3. Going on anti-depressants for the second time in my life taught me that whatever else is going on, it’s probably important to keep up with your shit.

Re: the look of the thing: While still learning the mystical lingo of embedding, I will someday also learn the arcana of “making it pretty.”

Return of the Jedi

The goal was never really never blog again, so much as something needs to change, in both the style and the medium - because the old Tederick.blog had fallen, to put it charitably, waythefuckbehindthetimes.

While attending Podcamp London ‘09 I began thinking of what I wanted from a new content management system: a central aggregator where the content from all the social media satellites  would beam down to one place.

I wanted was absolute facility, about everything. I didn’t want a blog, a Facebook page, a podcast, a Twitter account, a YouTube channel, a Flickr photostream, plus whatever eight other things were bounding over the horizon before the sun set, all separately managed and separately attended. I wanted a single hub that would aggregate all of these sources into a single all-access page.

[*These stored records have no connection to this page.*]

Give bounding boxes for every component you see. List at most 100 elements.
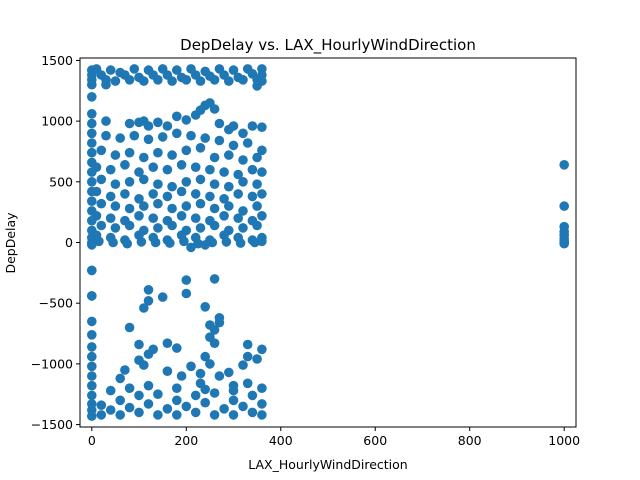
data-point (96, 410, 107, 420)
data-point (162, 366, 173, 377)
data-point (157, 292, 168, 302)
data-point (136, 237, 147, 247)
data-point (252, 179, 262, 189)
y-tick-label: −1000 (31, 356, 73, 371)
data-point (257, 122, 267, 132)
data-point (101, 79, 111, 90)
data-point (162, 191, 173, 202)
data-point (257, 211, 267, 221)
data-point (209, 152, 220, 163)
data-point (167, 150, 177, 160)
data-point (219, 194, 229, 204)
data-point (120, 160, 130, 170)
data-point (87, 196, 97, 206)
data-point (252, 201, 262, 211)
data-point (124, 383, 135, 394)
data-point (214, 317, 225, 328)
y-tick-label: −500 (39, 296, 73, 311)
data-point (247, 121, 258, 131)
data-point (179, 236, 189, 247)
data-point (559, 160, 569, 170)
data-point (176, 371, 187, 381)
data-point (257, 145, 267, 156)
x-axis-label: LAX_HourlyWindDirection (248, 457, 407, 472)
data-point (559, 238, 569, 249)
data-point (235, 238, 246, 248)
data-point (209, 179, 220, 189)
data-point (176, 186, 187, 197)
data-point (221, 237, 232, 247)
data-point (228, 121, 239, 131)
data-point (120, 189, 130, 199)
data-point (96, 145, 107, 156)
data-point (96, 220, 107, 231)
data-point (205, 191, 215, 202)
data-point (247, 191, 258, 202)
data-point (193, 238, 203, 249)
data-point (87, 118, 97, 129)
data-point (257, 189, 267, 199)
data-point (153, 223, 163, 233)
data-point (224, 367, 234, 378)
data-point (200, 397, 210, 408)
data-point (87, 361, 97, 372)
data-point (115, 410, 125, 420)
data-point (200, 240, 210, 250)
data-point (209, 104, 220, 114)
data-point (87, 411, 97, 421)
data-point (209, 410, 220, 420)
data-point (190, 407, 201, 418)
data-point (238, 206, 248, 216)
data-point (165, 238, 175, 248)
data-point (87, 291, 97, 301)
data-point (94, 236, 104, 247)
data-point (238, 360, 248, 370)
data-point (200, 351, 210, 362)
data-point (252, 152, 262, 163)
data-point (186, 242, 196, 253)
data-point (124, 220, 135, 231)
data-point (129, 130, 140, 141)
data-point (153, 410, 163, 420)
data-point (124, 177, 135, 187)
data-point (162, 338, 173, 349)
data-point (87, 342, 97, 352)
data-point (172, 111, 182, 122)
data-point (250, 237, 260, 248)
data-point (181, 115, 192, 125)
data-point (134, 390, 144, 401)
data-point (105, 213, 116, 223)
data-point (209, 338, 220, 349)
data-point (134, 339, 144, 350)
y-tick-label: 1500 (41, 53, 73, 68)
data-point (228, 395, 239, 406)
chart-title: DepDelay vs. LAX_HourlyWindDirection (180, 36, 476, 55)
data-point (242, 138, 253, 148)
data-point (214, 371, 225, 381)
data-point (87, 371, 97, 381)
data-point (228, 65, 239, 75)
data-point (87, 316, 97, 327)
data-point (228, 140, 239, 151)
data-point (209, 75, 220, 85)
data-point (150, 237, 161, 248)
x-tick-label: 400 (269, 433, 293, 448)
data-point (115, 395, 125, 406)
data-point (162, 164, 173, 175)
data-point (110, 150, 121, 160)
y-tick-label: 500 (49, 174, 73, 189)
data-point (559, 201, 569, 211)
data-point (87, 177, 97, 187)
data-point (105, 65, 116, 75)
data-point (153, 179, 163, 189)
data-point (143, 134, 154, 145)
data-point (242, 351, 253, 362)
data-point (139, 76, 149, 86)
data-point (105, 385, 116, 396)
data-point (238, 223, 248, 233)
data-point (257, 399, 267, 409)
data-point (247, 390, 258, 401)
data-point (139, 360, 149, 370)
data-point (176, 160, 187, 170)
data-point (134, 167, 144, 177)
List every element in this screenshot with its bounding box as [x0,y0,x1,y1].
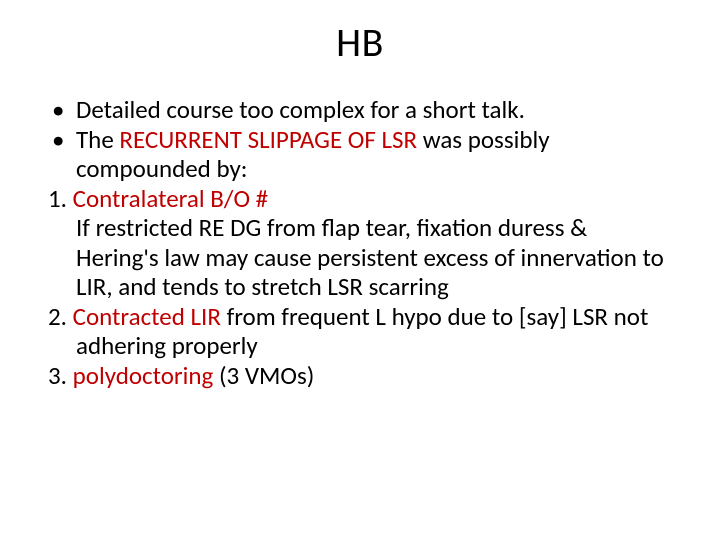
numbered-item: 2. Contracted LIR from frequent L hypo d… [48,302,672,361]
slide-title: HB [48,18,672,67]
item-number: 3. [48,360,67,391]
numbered-item: 3. polydoctoring (3 VMOs) [48,361,672,391]
item-emph: polydoctoring [73,360,214,391]
item-rest: (3 VMOs) [219,360,314,391]
item-rest: If restricted RE DG from flap tear, fixa… [76,212,664,302]
bullet-list: Detailed course too complex for a short … [48,95,672,184]
bullet-text-emph: RECURRENT SLIPPAGE OF LSR [119,124,417,155]
bullet-item: The RECURRENT SLIPPAGE OF LSR was possib… [48,125,672,184]
slide-body: Detailed course too complex for a short … [48,95,672,390]
bullet-text: Detailed course too complex for a short … [76,94,525,125]
numbered-list: 1. Contralateral B/O # If restricted RE … [48,184,672,391]
bullet-item: Detailed course too complex for a short … [48,95,672,125]
slide: HB Detailed course too complex for a sho… [0,0,720,540]
numbered-item: 1. Contralateral B/O # If restricted RE … [48,184,672,302]
item-number: 1. [48,183,67,214]
bullet-text-pre: The [76,124,119,155]
item-emph: Contralateral B/O # [73,183,268,214]
item-number: 2. [48,301,67,332]
item-emph: Contracted LIR [73,301,221,332]
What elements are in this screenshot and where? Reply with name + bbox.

As it turns out, I wanted Tumblr.

So, with TIFF ‘09 bearing down on me I wanted to get back into the sphere (though the idea of an entirely tweeted TIFF ‘09 microblog was also insanely appealing), and with all the other feeds (save Twitter, it’s too damned annoying) piping into tederick.tumblr.com, and with tederick.tumblr.com itself feeding into the front page of tederick.com - holy fuck this is complicated! - it just seemed like time to get started again.